This notebook is dedicated to Keyword Spotting (KWS)

In [10]:
%load_ext autoreload
%autoreload 2

In [None]:
### Download file for easier downloading and dataset creation
! wget https://gist.githubusercontent.com/Kirili4ik/6ac5c745ff8dad094e9c464c08f66f3e/raw/63daacc17f52a7d90f7f4166a3f5deef62b165db/dataset_utils.py
#!pip install wandb
!pip install easydict
!pip install --no-deps torchaudio==0.9.0

In [32]:
from utils.utils import *
set_seed(21)

### Task

In this notebook we will implement a model for finding a keyword in a stream.

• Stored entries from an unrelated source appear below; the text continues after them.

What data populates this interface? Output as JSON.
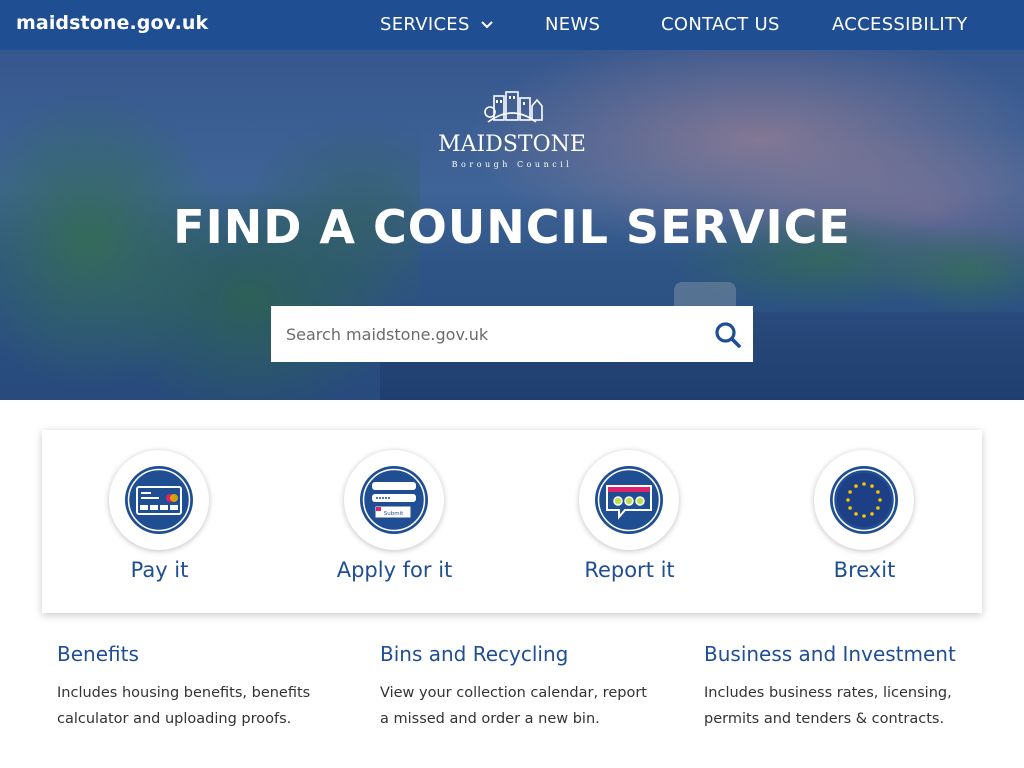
{
  "header": {
    "site_name": "maidstone.gov.uk",
    "nav": [
      {
        "label": "SERVICES"
      },
      {
        "label": "NEWS"
      },
      {
        "label": "CONTACT US"
      },
      {
        "label": "ACCESSIBILITY"
      }
    ]
  },
  "hero": {
    "logo_word": "MAIDSTONE",
    "logo_sub": "Borough Council",
    "title": "FIND A COUNCIL SERVICE",
    "search_placeholder": "Search maidstone.gov.uk",
    "search_icon": "search-icon"
  },
  "actions": [
    {
      "label": "Pay it",
      "icon": "payment-card-icon"
    },
    {
      "label": "Apply for it",
      "icon": "form-submit-icon",
      "icon_text": "Submit"
    },
    {
      "label": "Report it",
      "icon": "speech-bubble-icon"
    },
    {
      "label": "Brexit",
      "icon": "eu-flag-icon"
    }
  ],
  "categories": [
    {
      "title": "Benefits",
      "description": "Includes housing benefits, benefits calculator and uploading proofs."
    },
    {
      "title": "Bins and Recycling",
      "description": "View your collection calendar, report a missed and order a new bin."
    },
    {
      "title": "Business and Investment",
      "description": "Includes business rates, licensing, permits and tenders & contracts."
    }
  ],
  "colors": {
    "brand_blue": "#1f4e93",
    "accent_pink": "#e0226a",
    "card_gray": "#333333"
  }
}
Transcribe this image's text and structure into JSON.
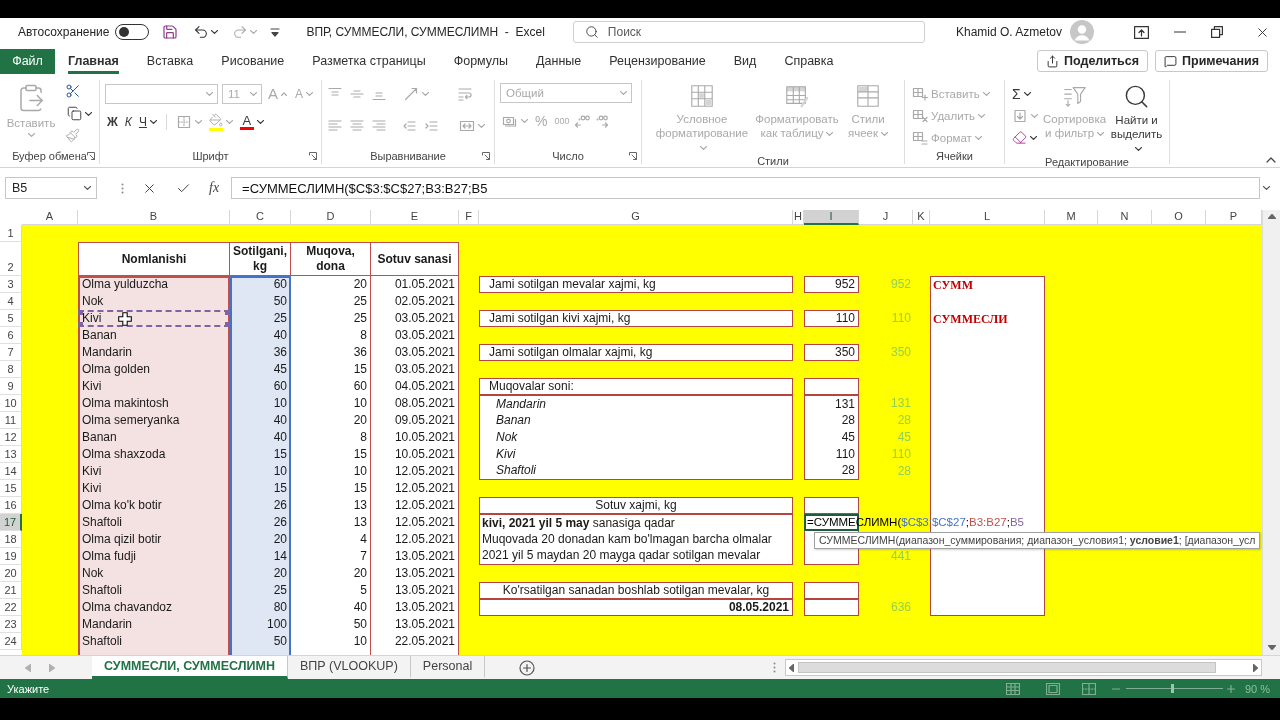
{
  "title_bar": {
    "autosave_label": "Автосохранение",
    "autosave_on": false,
    "title": "ВПР, СУММЕСЛИ, СУММЕСЛИМН  -  Excel",
    "search": {
      "placeholder": "Поиск"
    },
    "user": "Khamid O. Azmetov"
  },
  "ribbon_tabs": [
    {
      "label": "Файл",
      "kind": "file",
      "selected": false
    },
    {
      "label": "Главная",
      "kind": "tab",
      "selected": true
    },
    {
      "label": "Вставка",
      "kind": "tab",
      "selected": false
    },
    {
      "label": "Рисование",
      "kind": "tab",
      "selected": false
    },
    {
      "label": "Разметка страницы",
      "kind": "tab",
      "selected": false
    },
    {
      "label": "Формулы",
      "kind": "tab",
      "selected": false
    },
    {
      "label": "Данные",
      "kind": "tab",
      "selected": false
    },
    {
      "label": "Рецензирование",
      "kind": "tab",
      "selected": false
    },
    {
      "label": "Вид",
      "kind": "tab",
      "selected": false
    },
    {
      "label": "Справка",
      "kind": "tab",
      "selected": false
    }
  ],
  "ribbon_buttons": [
    {
      "label": "Поделиться"
    },
    {
      "label": "Примечания"
    }
  ],
  "ribbon": {
    "groups": [
      {
        "label": "Буфер обмена",
        "launcher": true,
        "commands": [
          {
            "label": "Вставить",
            "disabled": true
          },
          {
            "disabled": false
          },
          {
            "disabled": false
          },
          {
            "disabled": true
          }
        ]
      },
      {
        "label": "Шрифт",
        "launcher": true,
        "commands": [
          {
            "disabled": true
          },
          {
            "value": "11",
            "disabled": true
          },
          {
            "glyph": "A",
            "disabled": true
          },
          {
            "glyph": "A",
            "disabled": true
          },
          {
            "glyph": "Ж",
            "disabled": false
          },
          {
            "glyph": "К",
            "disabled": false
          },
          {
            "glyph": "Ч",
            "disabled": false
          },
          {
            "disabled": true
          },
          {
            "color": "#ffff00",
            "disabled": true
          },
          {
            "glyph": "A",
            "color": "#ff0000",
            "disabled": false
          }
        ]
      },
      {
        "label": "Выравнивание",
        "launcher": true,
        "commands": [
          {
            "disabled": true
          },
          {
            "disabled": true
          },
          {
            "disabled": true
          },
          {
            "disabled": true
          },
          {
            "disabled": true
          },
          {
            "disabled": true
          },
          {
            "disabled": true
          },
          {
            "disabled": true
          },
          {
            "disabled": true
          },
          {
            "disabled": true
          },
          {
            "disabled": true
          }
        ]
      },
      {
        "label": "Число",
        "launcher": true,
        "commands": [
          {
            "value": "Общий",
            "disabled": true
          },
          {
            "disabled": true
          },
          {
            "glyph": "%",
            "disabled": true
          },
          {
            "glyph": "000",
            "disabled": true
          },
          {
            "disabled": true
          },
          {
            "disabled": true
          }
        ]
      },
      {
        "label": "Стили",
        "launcher": false,
        "commands": [
          {
            "label": "Условное форматирование",
            "disabled": true
          },
          {
            "label": "Форматировать как таблицу",
            "disabled": true
          },
          {
            "label": "Стили ячеек",
            "disabled": true
          }
        ]
      },
      {
        "label": "Ячейки",
        "launcher": false,
        "commands": [
          {
            "label": "Вставить",
            "disabled": true
          },
          {
            "label": "Удалить",
            "disabled": true
          },
          {
            "label": "Формат",
            "disabled": true
          }
        ]
      },
      {
        "label": "Редактирование",
        "launcher": false,
        "commands": [
          {
            "glyph": "Σ",
            "disabled": false
          },
          {
            "disabled": true
          },
          {
            "disabled": false
          },
          {
            "label": "Сортировка и фильтр",
            "disabled": true
          },
          {
            "label": "Найти и выделить",
            "disabled": false
          }
        ]
      }
    ]
  },
  "formula_bar": {
    "name_box": "B5",
    "fx": "fx",
    "formula": "=СУММЕСЛИМН($C$3:$C$27;B3:B27;B5"
  },
  "columns": [
    {
      "label": "A",
      "selected": false
    },
    {
      "label": "B",
      "selected": false
    },
    {
      "label": "C",
      "selected": false
    },
    {
      "label": "D",
      "selected": false
    },
    {
      "label": "E",
      "selected": false
    },
    {
      "label": "F",
      "selected": false
    },
    {
      "label": "G",
      "selected": false
    },
    {
      "label": "H",
      "selected": false
    },
    {
      "label": "I",
      "selected": true
    },
    {
      "label": "J",
      "selected": false
    },
    {
      "label": "K",
      "selected": false
    },
    {
      "label": "L",
      "selected": false
    },
    {
      "label": "M",
      "selected": false
    },
    {
      "label": "N",
      "selected": false
    },
    {
      "label": "O",
      "selected": false
    },
    {
      "label": "P",
      "selected": false
    }
  ],
  "row_numbers": [
    {
      "label": "1",
      "selected": false
    },
    {
      "label": "2",
      "selected": false
    },
    {
      "label": "3",
      "selected": false
    },
    {
      "label": "4",
      "selected": false
    },
    {
      "label": "5",
      "selected": false
    },
    {
      "label": "6",
      "selected": false
    },
    {
      "label": "7",
      "selected": false
    },
    {
      "label": "8",
      "selected": false
    },
    {
      "label": "9",
      "selected": false
    },
    {
      "label": "10",
      "selected": false
    },
    {
      "label": "11",
      "selected": false
    },
    {
      "label": "12",
      "selected": false
    },
    {
      "label": "13",
      "selected": false
    },
    {
      "label": "14",
      "selected": false
    },
    {
      "label": "15",
      "selected": false
    },
    {
      "label": "16",
      "selected": false
    },
    {
      "label": "17",
      "selected": true
    },
    {
      "label": "18",
      "selected": false
    },
    {
      "label": "19",
      "selected": false
    },
    {
      "label": "20",
      "selected": false
    },
    {
      "label": "21",
      "selected": false
    },
    {
      "label": "22",
      "selected": false
    },
    {
      "label": "23",
      "selected": false
    },
    {
      "label": "24",
      "selected": false
    }
  ],
  "table": {
    "headers": [
      {
        "label": "Nomlanishi",
        "color": "#c0504d"
      },
      {
        "label": "Sotilgani, kg",
        "color": "#4472c4"
      },
      {
        "label": "Muqova, dona"
      },
      {
        "label": "Sotuv sanasi"
      }
    ],
    "rows": [
      {
        "name": "Olma yulduzcha",
        "sold": "60",
        "covers": "20",
        "date": "01.05.2021",
        "referenced": false
      },
      {
        "name": "Nok",
        "sold": "50",
        "covers": "25",
        "date": "02.05.2021",
        "referenced": false
      },
      {
        "name": "Kivi",
        "sold": "25",
        "covers": "25",
        "date": "03.05.2021",
        "referenced": true
      },
      {
        "name": "Banan",
        "sold": "40",
        "covers": "8",
        "date": "03.05.2021",
        "referenced": false
      },
      {
        "name": "Mandarin",
        "sold": "36",
        "covers": "36",
        "date": "03.05.2021",
        "referenced": false
      },
      {
        "name": "Olma golden",
        "sold": "45",
        "covers": "15",
        "date": "03.05.2021",
        "referenced": false
      },
      {
        "name": "Kivi",
        "sold": "60",
        "covers": "60",
        "date": "04.05.2021",
        "referenced": false
      },
      {
        "name": "Olma makintosh",
        "sold": "10",
        "covers": "10",
        "date": "08.05.2021",
        "referenced": false
      },
      {
        "name": "Olma semeryanka",
        "sold": "40",
        "covers": "20",
        "date": "09.05.2021",
        "referenced": false
      },
      {
        "name": "Banan",
        "sold": "40",
        "covers": "8",
        "date": "10.05.2021",
        "referenced": false
      },
      {
        "name": "Olma shaxzoda",
        "sold": "15",
        "covers": "15",
        "date": "10.05.2021",
        "referenced": false
      },
      {
        "name": "Kivi",
        "sold": "10",
        "covers": "10",
        "date": "12.05.2021",
        "referenced": false
      },
      {
        "name": "Kivi",
        "sold": "15",
        "covers": "15",
        "date": "12.05.2021",
        "referenced": false
      },
      {
        "name": "Olma ko'k botir",
        "sold": "26",
        "covers": "13",
        "date": "12.05.2021",
        "referenced": false
      },
      {
        "name": "Shaftoli",
        "sold": "26",
        "covers": "13",
        "date": "12.05.2021",
        "referenced": false
      },
      {
        "name": "Olma qizil botir",
        "sold": "20",
        "covers": "4",
        "date": "12.05.2021",
        "referenced": false
      },
      {
        "name": "Olma fudji",
        "sold": "14",
        "covers": "7",
        "date": "13.05.2021",
        "referenced": false
      },
      {
        "name": "Nok",
        "sold": "20",
        "covers": "20",
        "date": "13.05.2021",
        "referenced": false
      },
      {
        "name": "Shaftoli",
        "sold": "25",
        "covers": "5",
        "date": "13.05.2021",
        "referenced": false
      },
      {
        "name": "Olma chavandoz",
        "sold": "80",
        "covers": "40",
        "date": "13.05.2021",
        "referenced": false
      },
      {
        "name": "Mandarin",
        "sold": "100",
        "covers": "50",
        "date": "13.05.2021",
        "referenced": false
      },
      {
        "name": "Shaftoli",
        "sold": "50",
        "covers": "10",
        "date": "22.05.2021",
        "referenced": false
      }
    ]
  },
  "summary": [
    {
      "kind": "single",
      "label": "Jami sotilgan mevalar xajmi, kg",
      "value": "952",
      "check": "952"
    },
    {
      "kind": "single",
      "label": "Jami sotilgan kivi xajmi, kg",
      "value": "110",
      "check": "110"
    },
    {
      "kind": "single",
      "label": "Jami sotilgan olmalar xajmi, kg",
      "value": "350",
      "check": "350"
    },
    {
      "kind": "list",
      "label": "Muqovalar soni:",
      "items": [
        {
          "label": "Mandarin",
          "value": "131",
          "check": "131"
        },
        {
          "label": "Banan",
          "value": "28",
          "check": "28"
        },
        {
          "label": "Nok",
          "value": "45",
          "check": "45"
        },
        {
          "label": "Kivi",
          "value": "110",
          "check": "110"
        },
        {
          "label": "Shaftoli",
          "value": "28",
          "check": "28"
        }
      ]
    },
    {
      "kind": "criteria",
      "label": "Sotuv xajmi, kg",
      "items": [
        {
          "label": "**kivi, 2021 yil 5 may** sanasiga qadar",
          "editor": {
            "segments": [
              {
                "text": "=СУММЕСЛИМН("
              },
              {
                "text": "$C$3:$C$27",
                "color": "#4472c4"
              },
              {
                "text": ";"
              },
              {
                "text": "B3:B27",
                "color": "#c0504d"
              },
              {
                "text": ";"
              },
              {
                "text": "B5",
                "color": "#8064a2"
              }
            ],
            "tooltip": "СУММЕСЛИМН(диапазон_суммирования; диапазон_условия1; **условие1**; [диапазон_усл"
          }
        },
        {
          "label": "Muqovada 20 donadan kam bo'lmagan barcha olmalar"
        },
        {
          "label": "2021 yil 5 maydan 20 mayga qadar sotilgan mevalar",
          "check": "441"
        }
      ]
    },
    {
      "kind": "dated",
      "label": "Ko'rsatilgan sanadan boshlab sotilgan mevalar, kg",
      "date": "08.05.2021",
      "check": "636"
    }
  ],
  "notes": [
    {
      "text": "СУММ"
    },
    {
      "text": "СУММЕСЛИ"
    }
  ],
  "sheet_tabs": [
    {
      "label": "СУММЕСЛИ, СУММЕСЛИМН",
      "selected": true
    },
    {
      "label": "ВПР (VLOOKUP)",
      "selected": false
    },
    {
      "label": "Personal",
      "selected": false
    }
  ],
  "status_bar": {
    "mode": "Укажите",
    "zoom_label": "90 %",
    "zoom_slider": {
      "level": 0.48
    }
  }
}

We will implement the version with CRNN because it is easy and improves the model. 
(from https://www.dropbox.com/s/22ah2ba7dug6pzw/KWS_Attention.pdf)

### Configuration

In [18]:
key_word = 'sheila'   # We will use 1 key word -- 'sheila'

config = {
    'key_word'      : key_word,
    'batch_size'    : 256,
    'learning_rate' : 3e-4,
    'weight_decay'  : 1e-5,
    'num_epochs'    : 35,
    'n_mels'        : 40,         # number of mels for melspectrogram
    'kernel_size'   : (20, 5),    # size of kernel for convolution layer in CRNN
    'stride'        : (8, 2),     # size of stride for convolution layer in CRNN
    'hidden_size'   : 128,        # size of hidden representation in GRU
    'gru_num_layers': 2,          # number of GRU layers in CRNN
    'gru_num_dirs'  : 2,          # number of directions in GRU (2 if bidirectional)
    'num_classes'   : 2,          # number of classes (2 for "no word" or "sheila is in audio")
    'sample_rate'   : 16000,
    'device'        : torch.device('cuda:0' if torch.cuda.is_available() else 'cpu')
}

config = make_config(key_word, config)
print(f"keyword: '{config.key_word}'\ndevice: {config.device}")

keyword: 'sheila'
device: cuda:0


#### Download, generate lables & create Datasets:

In [19]:
from dataset_utils import DatasetDownloader

dataset_downloader = DatasetDownloader(key_word)
labeled_data, _ = dataset_downloader.generate_labeled_data()

labeled_data.sample(3)

Downloading data...
Ready!
Classes: bed, bird, cat, dog, down, eight, five, four, go, happy, house, left, marvin, nine, no, off, on, one, right, seven, sheila, six, stop, three, tree, two, up, wow, yes, zero
Creating labeled dataframe:


100%|██████████| 31/31 [06:28<00:00, 12.52s/it]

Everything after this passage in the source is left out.